The other day at the fish counter, where I'd gone to buy a fillet of salmon, I found myself confused by my options. The salmon I'd planned to purchase looked a little less than fresh, so I decided to pass. Scattered around it on the bed of ice, though, were two glistening fillets that had a rich, pink-colored flesh, labeled arctic char and steelhead trout. I bought the latter and set out to learn more about it.
Though some species of trout have a light-colored flesh with a mild, sweet flavor, others, like steelhead, are richer and salmonlike. They are also more sustainable than the more famous pink-fleshed fish. The recipe I chose, from The Splendid Table's How To Eat Supper, was meant for salmon but easily adapted. Originally served on a bed of greens and snap peas, I switched it out for wilted spinach and snow peas. But it's the garlicky wine pan sauce, fragrant with basil, a rich dressing for the greens, that's the star. The whole thing is finished with a squeeze of lemon juice.
- 4 steelhead trout, arctic char, or salmon fillets (or steaks)
- 3 tablespoons olive oil
- 3 large garlic cloves, sliced thinly
- 12 fresh basil leaves, roughly torn
- 2/3 cup dry white wine
- 1/2 lemon, cut into wedges
- 3 ounces fresh spinach leaves
- 1/4 pound snow peas
Rinse the fillets and pat dry. Season with salt and pepper, then heat a large (12-inch) skillet over medium-high heat with the olive oil. Sear the fillets for a minute on each side.

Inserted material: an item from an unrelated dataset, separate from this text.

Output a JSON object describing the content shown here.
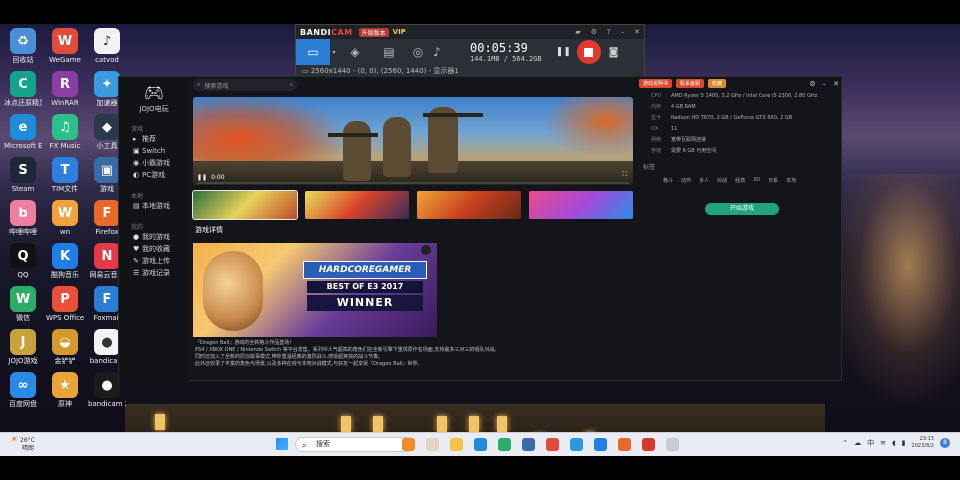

Scatter the garlic and basil leaves around the fish, turn the heat to low, cover, and continue cooking about five minutes or until the fish is close to cooked through. Turn the fillets midway through cooking.
Remove the fish and keep warm. Add the wine to the skillet, turn the heat to high, and scrape up any brown bits. Reduce until beginning to get syrupy. Add the spinach and snow peas and toss with the sauce, until the spinach is well-wilted.
Serve the fish on the bed of spinach topped with a squeeze of fresh lemon.